Na planie tego pierwszego dostała krwotoku. Była wówczas już w czwartym miesiącu, jednak nie zamierzała przestać kursować między Berlinem, Warszawą i Moskwą. Do ostatniej chwili nikomu nie zdradziła, że spodziewa się dziecka, choć zaczęła znacząco przybierać na wadze.
Kiedy stało się jasne, że niektórych scen nie jest w stanie zagrać, jej mąż – Ludwik, który był ginekologiem – poinformował w końcu reżysera. Została zaangażowana dublerka, aktorkę otoczono czułą opieką, a kalendarz zdjęciowy ściśle dopasowano do ciąży przyszłej mamy.
Komplikacje przy porodzie
Brylska (na zdjęciu), perfekcjonistka i tytan pracy, występowała na planie aż do siódmego miesiąca ciąży. Basia przyszła na świat trzy tygodnie przed wyznaczonym terminem.
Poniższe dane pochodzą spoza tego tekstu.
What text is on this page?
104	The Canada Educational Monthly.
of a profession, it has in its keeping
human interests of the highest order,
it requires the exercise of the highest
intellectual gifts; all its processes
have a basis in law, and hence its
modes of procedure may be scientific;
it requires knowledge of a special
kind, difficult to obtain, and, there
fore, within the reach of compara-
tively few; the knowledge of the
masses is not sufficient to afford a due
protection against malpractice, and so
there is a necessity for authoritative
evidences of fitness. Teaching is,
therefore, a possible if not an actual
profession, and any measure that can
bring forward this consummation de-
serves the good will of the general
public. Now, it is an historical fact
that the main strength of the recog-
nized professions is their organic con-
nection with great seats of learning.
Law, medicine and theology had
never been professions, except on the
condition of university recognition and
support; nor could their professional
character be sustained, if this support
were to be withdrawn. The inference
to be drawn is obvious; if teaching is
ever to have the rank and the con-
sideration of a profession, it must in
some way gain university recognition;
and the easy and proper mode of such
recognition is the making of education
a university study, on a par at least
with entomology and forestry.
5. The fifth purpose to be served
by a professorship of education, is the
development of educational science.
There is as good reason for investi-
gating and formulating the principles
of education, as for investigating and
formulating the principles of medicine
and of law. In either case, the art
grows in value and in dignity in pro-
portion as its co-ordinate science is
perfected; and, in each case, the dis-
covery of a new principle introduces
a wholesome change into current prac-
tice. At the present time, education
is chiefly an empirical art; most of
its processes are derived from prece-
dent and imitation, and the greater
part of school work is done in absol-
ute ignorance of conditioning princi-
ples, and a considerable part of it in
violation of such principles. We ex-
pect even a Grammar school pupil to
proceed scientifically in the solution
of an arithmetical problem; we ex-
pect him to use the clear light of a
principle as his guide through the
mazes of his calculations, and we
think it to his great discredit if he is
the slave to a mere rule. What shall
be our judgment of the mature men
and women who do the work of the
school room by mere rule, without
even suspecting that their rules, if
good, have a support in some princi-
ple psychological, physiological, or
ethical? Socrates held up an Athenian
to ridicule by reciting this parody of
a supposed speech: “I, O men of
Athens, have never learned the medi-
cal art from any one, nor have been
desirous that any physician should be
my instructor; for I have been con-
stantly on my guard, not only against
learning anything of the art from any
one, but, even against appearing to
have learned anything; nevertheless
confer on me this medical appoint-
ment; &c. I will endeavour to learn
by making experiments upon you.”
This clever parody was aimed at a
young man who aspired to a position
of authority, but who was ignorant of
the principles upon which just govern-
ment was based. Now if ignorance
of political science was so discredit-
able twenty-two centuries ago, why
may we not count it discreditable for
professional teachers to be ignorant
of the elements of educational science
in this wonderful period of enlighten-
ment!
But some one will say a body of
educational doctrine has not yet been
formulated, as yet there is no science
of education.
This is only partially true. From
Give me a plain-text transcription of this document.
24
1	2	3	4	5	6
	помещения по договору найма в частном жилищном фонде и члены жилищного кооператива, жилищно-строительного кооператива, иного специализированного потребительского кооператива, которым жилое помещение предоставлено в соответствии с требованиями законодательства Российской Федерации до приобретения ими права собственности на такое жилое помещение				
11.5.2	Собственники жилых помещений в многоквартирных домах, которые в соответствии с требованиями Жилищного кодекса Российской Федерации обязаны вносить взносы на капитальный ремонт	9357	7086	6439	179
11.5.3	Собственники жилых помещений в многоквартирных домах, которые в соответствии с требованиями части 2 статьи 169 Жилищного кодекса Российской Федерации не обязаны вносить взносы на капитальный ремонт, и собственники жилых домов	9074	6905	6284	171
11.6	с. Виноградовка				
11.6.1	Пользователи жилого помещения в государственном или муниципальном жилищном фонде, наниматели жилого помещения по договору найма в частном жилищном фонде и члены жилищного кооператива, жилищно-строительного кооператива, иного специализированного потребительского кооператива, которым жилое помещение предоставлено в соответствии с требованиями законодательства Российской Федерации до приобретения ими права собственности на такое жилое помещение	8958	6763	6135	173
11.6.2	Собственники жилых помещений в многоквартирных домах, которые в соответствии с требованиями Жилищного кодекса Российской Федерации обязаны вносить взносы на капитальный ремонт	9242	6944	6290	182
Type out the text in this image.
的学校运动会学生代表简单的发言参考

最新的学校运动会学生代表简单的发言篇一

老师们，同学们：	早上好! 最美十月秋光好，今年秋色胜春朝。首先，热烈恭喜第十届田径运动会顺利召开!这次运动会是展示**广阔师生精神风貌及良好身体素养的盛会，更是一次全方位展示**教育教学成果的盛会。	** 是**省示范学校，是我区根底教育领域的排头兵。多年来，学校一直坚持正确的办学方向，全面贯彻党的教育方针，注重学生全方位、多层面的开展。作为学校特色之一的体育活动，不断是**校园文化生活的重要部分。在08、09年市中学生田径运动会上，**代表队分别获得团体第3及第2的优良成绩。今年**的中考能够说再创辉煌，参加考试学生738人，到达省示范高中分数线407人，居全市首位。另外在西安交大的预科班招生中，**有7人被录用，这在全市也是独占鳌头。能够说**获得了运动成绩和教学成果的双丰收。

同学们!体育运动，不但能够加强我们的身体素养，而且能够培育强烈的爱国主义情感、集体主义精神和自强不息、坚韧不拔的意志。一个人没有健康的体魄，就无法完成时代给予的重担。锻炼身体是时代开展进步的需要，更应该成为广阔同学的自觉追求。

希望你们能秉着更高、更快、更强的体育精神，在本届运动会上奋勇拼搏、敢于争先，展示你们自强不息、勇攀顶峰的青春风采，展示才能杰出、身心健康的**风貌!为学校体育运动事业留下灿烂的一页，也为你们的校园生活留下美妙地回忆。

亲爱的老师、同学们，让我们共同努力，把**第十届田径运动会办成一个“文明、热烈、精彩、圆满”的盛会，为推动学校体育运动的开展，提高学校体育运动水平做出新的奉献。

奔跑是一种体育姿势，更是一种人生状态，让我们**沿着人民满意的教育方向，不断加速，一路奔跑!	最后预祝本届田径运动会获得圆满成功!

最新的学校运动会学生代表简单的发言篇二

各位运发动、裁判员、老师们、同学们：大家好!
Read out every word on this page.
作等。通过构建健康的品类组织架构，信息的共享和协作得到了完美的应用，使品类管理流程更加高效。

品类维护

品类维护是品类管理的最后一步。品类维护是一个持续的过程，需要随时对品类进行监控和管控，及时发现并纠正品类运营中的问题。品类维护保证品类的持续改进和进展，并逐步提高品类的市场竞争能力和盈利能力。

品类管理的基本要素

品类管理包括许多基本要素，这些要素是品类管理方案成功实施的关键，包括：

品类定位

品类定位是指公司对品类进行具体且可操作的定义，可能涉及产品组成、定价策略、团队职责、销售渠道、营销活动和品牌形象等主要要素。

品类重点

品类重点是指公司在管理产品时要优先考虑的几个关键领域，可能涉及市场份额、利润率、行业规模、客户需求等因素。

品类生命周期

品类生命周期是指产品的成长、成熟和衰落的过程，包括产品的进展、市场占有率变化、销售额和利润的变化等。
Poród nie obył się bez komplikacji. Mała miała pępowinę owiniętą wokół szyi i konieczna była reanimacja. Kiedy Brylska obudziła się, Ludwik podał jej małe zawiniątko informując, że dziecko będzie nazywać się na cześć jej pięknej mamy.
W domu czekały na nią babcia oraz nowiutki wózek sprezentowany przez Lothara Bellaga, reżysera „Rozwodu”. Brylska postanowiła całkowicie poświęcić się dziecku, choć z racji specyfiki zawodu nie było to wcale takie proste.
Między rodzicami nie układa się najlepiej
W latach 70. i 80. Brylska była niekwestionowaną emisariuszką polskiej kultury. Podróżowała po całym świecie, od Europy Zachodniej po „demoludy”, Azję i Bliski Wschód.
Nieobecność matki nie była największym problem. Dorastająca Basia coraz bardziej rozumiała, że między rodzicami nie układa się najlepiej. Małżeństwo Barbary i Ludwika tylko z pozoru wyglądało na szczęśliwe.
Ona była domatorką, która grubą kreską oddzielała życie zawodowe od prywatnego. Poza planem pragnęła świętego spokoju w towarzystwie najbliższych. On, uznany ginekolog, przystojny i zawsze dobrze ubrany, wolał rozrywkowy tryb życia. Później wyznał, że ją wielokrotnie zdradzał.
Ludwik, mimo że był niezwykle dumny z osiągnięć żony, jednocześnie bardzo jej zazdrościł i zawsze starał się dominować. Brylska cierpliwie znosiła to przez wiele lat.
''Rozwiedź się, proszę cię. Dla naszego dobra''
We wspomnieniach rodziców Basia jawi się jako dojrzała i świadoma nastolatka. Kiedy aktorka płakała z powodu męża, córka starała się ją pocieszyć. Pewnego dnia nie wytrzymała.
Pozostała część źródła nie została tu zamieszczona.